Doveva solo abituarsi a certe piccole cose.
Lo raggiunse e lo vide alle prese con la colazione ed una Silvet che ora non ce la faceva più a stare buona e silenziosa. Non aveva pianto per tutta la notte, ma ora voleva mangiare. Aveva fame. Cominciò tirandogli i capelli che gli ricadevano sul collo, poi partì lamentandosi.
- Su, su, solo un attimo che… - Ma girandosi vide Jiggy pronto, così senza pensarci due volte andò da lui, gli consegnò la piccola Silvet e con lei il biberon.
- Ecco qua, mentre tu non fai niente, renditi utile! Io preparo la colazione e mi lavo! - Jiggy non ebbe tempo di lamentarsi, non glielo permise.
- Ma io non… - Tentò senza successo.
- Non ci vuole niente, è a temperatura ambiente come mi hanno insegnato, ficcaglielo in bocca e lei farà tutto da sola! - Jiggy cominciò a mugugnare da solo convinto che non fosse davvero così facile, ma dovette ricredersi perché effettivamente appena Silvet aveva sentito sulle labbra il biberon, si era attaccata vorace.

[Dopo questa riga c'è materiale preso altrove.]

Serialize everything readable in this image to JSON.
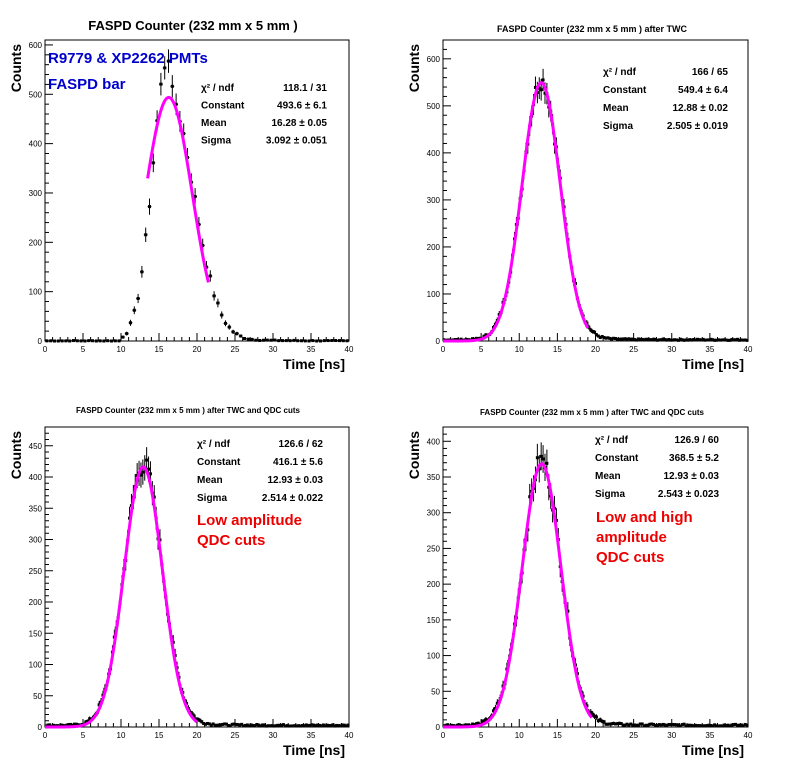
{
  "figure": {
    "panels": [
      {
        "title": "FASPD Counter (232 mm x 5 mm )",
        "xlabel": "Time [ns]",
        "ylabel": "Counts",
        "overlay": [
          "R9779 & XP2262 PMTs",
          "FASPD bar"
        ],
        "overlay_color": "#0000cc",
        "stats": [
          {
            "label": "χ² / ndf",
            "value": "118.1 / 31"
          },
          {
            "label": "Constant",
            "value": "493.6 ± 6.1"
          },
          {
            "label": "Mean",
            "value": "16.28 ± 0.05"
          },
          {
            "label": "Sigma",
            "value": "3.092 ± 0.051"
          }
        ]
      },
      {
        "title": "FASPD Counter (232 mm x 5 mm ) after TWC",
        "xlabel": "Time [ns]",
        "ylabel": "Counts",
        "overlay": [],
        "overlay_color": "#ee0000",
        "stats": [
          {
            "label": "χ² / ndf",
            "value": "166 / 65"
          },
          {
            "label": "Constant",
            "value": "549.4 ± 6.4"
          },
          {
            "label": "Mean",
            "value": "12.88 ± 0.02"
          },
          {
            "label": "Sigma",
            "value": "2.505 ± 0.019"
          }
        ]
      },
      {
        "title": "FASPD Counter (232 mm x 5 mm ) after TWC and QDC cuts",
        "xlabel": "Time [ns]",
        "ylabel": "Counts",
        "overlay": [
          "Low amplitude",
          "QDC cuts"
        ],
        "overlay_color": "#ee0000",
        "stats": [
          {
            "label": "χ² / ndf",
            "value": "126.6 / 62"
          },
          {
            "label": "Constant",
            "value": "416.1 ± 5.6"
          },
          {
            "label": "Mean",
            "value": "12.93 ± 0.03"
          },
          {
            "label": "Sigma",
            "value": "2.514 ± 0.022"
          }
        ]
      },
      {
        "title": "FASPD Counter (232 mm x 5 mm ) after TWC and QDC cuts",
        "xlabel": "Time [ns]",
        "ylabel": "Counts",
        "overlay": [
          "Low and high",
          "amplitude",
          "QDC cuts"
        ],
        "overlay_color": "#ee0000",
        "stats": [
          {
            "label": "χ² / ndf",
            "value": "126.9 / 60"
          },
          {
            "label": "Constant",
            "value": "368.5 ± 5.2"
          },
          {
            "label": "Mean",
            "value": "12.93 ± 0.03"
          },
          {
            "label": "Sigma",
            "value": "2.543 ± 0.023"
          }
        ]
      }
    ]
  },
  "chart_data": [
    {
      "type": "scatter",
      "xlim": [
        0,
        40
      ],
      "ylim": [
        0,
        610
      ],
      "xticks": [
        0,
        5,
        10,
        15,
        20,
        25,
        30,
        35,
        40
      ],
      "yticks": [
        0,
        100,
        200,
        300,
        400,
        500,
        600
      ],
      "bin_width": 0.5,
      "histogram": {
        "constant": 493.6,
        "mean": 16.28,
        "sigma": 3.092,
        "rise": "sharp",
        "peak": 580
      },
      "fit": {
        "type": "gaussian",
        "constant": 493.6,
        "mean": 16.28,
        "sigma": 3.092,
        "x_range": [
          13.5,
          21.5
        ],
        "color": "#ff00ff"
      }
    },
    {
      "type": "scatter",
      "xlim": [
        0,
        40
      ],
      "ylim": [
        0,
        640
      ],
      "xticks": [
        0,
        5,
        10,
        15,
        20,
        25,
        30,
        35,
        40
      ],
      "yticks": [
        0,
        100,
        200,
        300,
        400,
        500,
        600
      ],
      "bin_width": 0.25,
      "histogram": {
        "constant": 549.4,
        "mean": 12.88,
        "sigma": 2.505,
        "peak": 590
      },
      "fit": {
        "type": "gaussian",
        "constant": 549.4,
        "mean": 12.88,
        "sigma": 2.505,
        "x_range": [
          0,
          19
        ],
        "color": "#ff00ff"
      }
    },
    {
      "type": "scatter",
      "xlim": [
        0,
        40
      ],
      "ylim": [
        0,
        480
      ],
      "xticks": [
        0,
        5,
        10,
        15,
        20,
        25,
        30,
        35,
        40
      ],
      "yticks": [
        0,
        50,
        100,
        150,
        200,
        250,
        300,
        350,
        400,
        450
      ],
      "bin_width": 0.25,
      "histogram": {
        "constant": 416.1,
        "mean": 12.93,
        "sigma": 2.514,
        "peak": 445
      },
      "fit": {
        "type": "gaussian",
        "constant": 416.1,
        "mean": 12.93,
        "sigma": 2.514,
        "x_range": [
          0,
          20
        ],
        "color": "#ff00ff"
      }
    },
    {
      "type": "scatter",
      "xlim": [
        0,
        40
      ],
      "ylim": [
        0,
        420
      ],
      "xticks": [
        0,
        5,
        10,
        15,
        20,
        25,
        30,
        35,
        40
      ],
      "yticks": [
        0,
        50,
        100,
        150,
        200,
        250,
        300,
        350,
        400
      ],
      "bin_width": 0.25,
      "histogram": {
        "constant": 368.5,
        "mean": 12.93,
        "sigma": 2.543,
        "peak": 395
      },
      "fit": {
        "type": "gaussian",
        "constant": 368.5,
        "mean": 12.93,
        "sigma": 2.543,
        "x_range": [
          0,
          19.5
        ],
        "color": "#ff00ff"
      }
    }
  ]
}
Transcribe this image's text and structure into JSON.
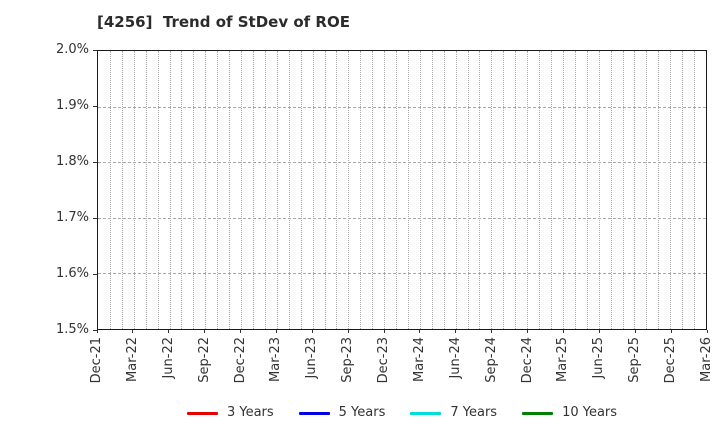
{
  "window": {
    "background": "#ffffff"
  },
  "chart_data": {
    "type": "line",
    "title": "[4256]  Trend of StDev of ROE",
    "xlabel": "",
    "ylabel": "",
    "x_labels": [
      "Dec-21",
      "Mar-22",
      "Jun-22",
      "Sep-22",
      "Dec-22",
      "Mar-23",
      "Jun-23",
      "Sep-23",
      "Dec-23",
      "Mar-24",
      "Jun-24",
      "Sep-24",
      "Dec-24",
      "Mar-25",
      "Jun-25",
      "Sep-25",
      "Dec-25",
      "Mar-26"
    ],
    "months_per_label": 3,
    "ylim_percent": [
      1.5,
      2.0
    ],
    "ytick_labels": [
      "2.0%",
      "1.9%",
      "1.8%",
      "1.7%",
      "1.6%",
      "1.5%"
    ],
    "grid": {
      "vertical_style": "dotted",
      "vertical_interval": "monthly",
      "horizontal_style": "dashed",
      "color": "#a9a9a9",
      "frame_color": "#1a1a1a"
    },
    "legend": {
      "position": "bottom-center"
    },
    "series": [
      {
        "name": "3 Years",
        "color": "#e60000",
        "values": []
      },
      {
        "name": "5 Years",
        "color": "#0000e6",
        "values": []
      },
      {
        "name": "7 Years",
        "color": "#00dcdc",
        "values": []
      },
      {
        "name": "10 Years",
        "color": "#008000",
        "values": []
      }
    ],
    "plot_area_empty": true
  }
}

Così si zittì di colpo e rimase fermo con la bambina fra le braccia a reggere il latte. E a fissarla dapprima impacciato e col broncio, perfino imbarazzato, poi sempre più sorpreso ed infine addirittura intenerito.
Dopotutto era bella davvero, non aveva avuto tempo di ammirarla con tutto quello che era successo.

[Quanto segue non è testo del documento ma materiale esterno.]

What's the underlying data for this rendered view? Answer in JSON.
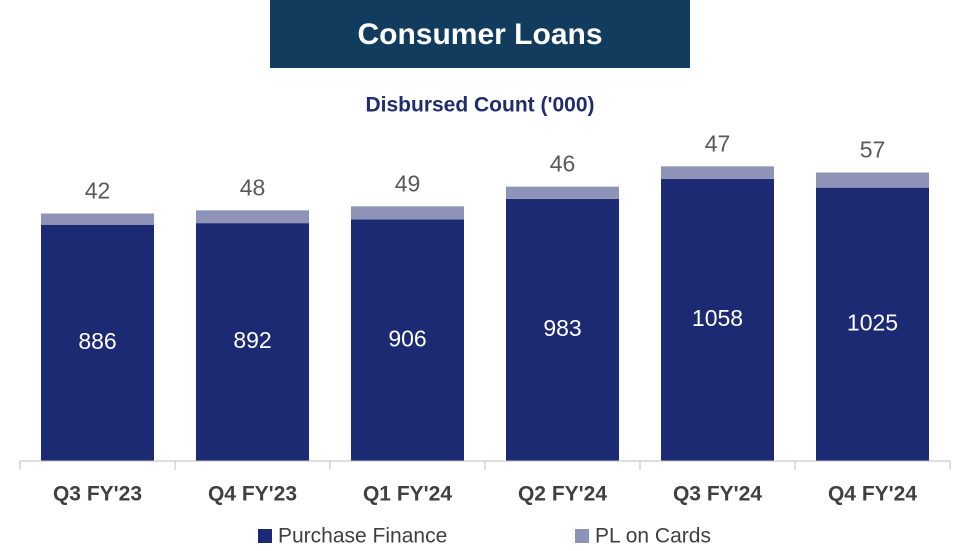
{
  "chart_data": {
    "type": "stacked_bar",
    "title": "Consumer Loans",
    "subtitle": "Disbursed Count ('000)",
    "categories": [
      "Q3 FY'23",
      "Q4 FY'23",
      "Q1 FY'24",
      "Q2 FY'24",
      "Q3 FY'24",
      "Q4 FY'24"
    ],
    "series": [
      {
        "name": "Purchase Finance",
        "color": "#1b2a73",
        "values": [
          886,
          892,
          906,
          983,
          1058,
          1025
        ]
      },
      {
        "name": "PL on Cards",
        "color": "#8f93b8",
        "values": [
          42,
          48,
          49,
          46,
          47,
          57
        ]
      }
    ],
    "ylim": [
      0,
      1200
    ]
  }
}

Gauche si fermò un attimo a vedere come procedeva e vedendo che andava alla grande, sorrise intenerito. Quella era un’immagine che sperava proprio di non dimenticare mai.
Non commentò sebbene volesse, fece finta di nulla così Jiggy non si imbarazzò.
Una volta pronta la colazione, si sedette a mangiare.
- Vuoi che faccio io? - Chiese. Jiggy alzò le spalle trovando il modo di tenere Silvet sul braccio ed il biberon con la stessa mano, il sederino sulle gambe. Così liberata l’altra mano, poté mangiare anche lui.
- Combino. - Disse senza mostrare particolari inclinazioni.
Gauche sorrise anche per lui.
- Sembri un padre impacciato alle prime armi, ma te la cavi bene! - Jiggy alzò gli occhi su di lui ironico.
- E tu sembri la madre, se è per questo! Servizievole, attento e dolce come tutte le madri. - Gauche si spense per un momento provando a ricordare se avesse ragione, ma non gli venne in mente.
- Mi fido di te. - Concluse. Jiggy non sospirò, ma si sentì di nuovo sconfitto.
La memoria non gli sarebbe più tornata.
- Posso lasciartela mentre mi faccio una doccia? - Chiese poi Gauche sparecchiando la tavola.
Silvet aveva finito il biberon e Jiggy annuì col capo.
- Deve fare il ruttino… mettila sulla spalla… - Gli sistemò un tovagliolo sulla spalla per evitare che gli sporcasse la camicia, poi gli mise una mano sulla schiena della piccola e disse di massaggiare un po’.
- Fra un po’ ti fa una sinfonia! - Disse scherzando, mentre gli lasciava un bacio sulla testa ancora umida ed andava al bagno.
Jiggy, rimasto solo, guardò la piccola alzando la spalla su cui poggiava, la occhieggiò come riuscì, poi sorrise teneramente.
- Almeno non ti ha dimenticato ancora prima di averti con sé… sei fortunata, sai? -
Poi pensò alla notte che avevano passato insieme ed il sorriso rimase magicamente sulle sue labbra, appoggiando la guancia sulla testina della bambina.
Una notte che sperava di non dimenticare mai.
“È il presente che conta. Stop.”
Con questo Jiggy divenne più forte e davanti a Gauche, non vacillò più.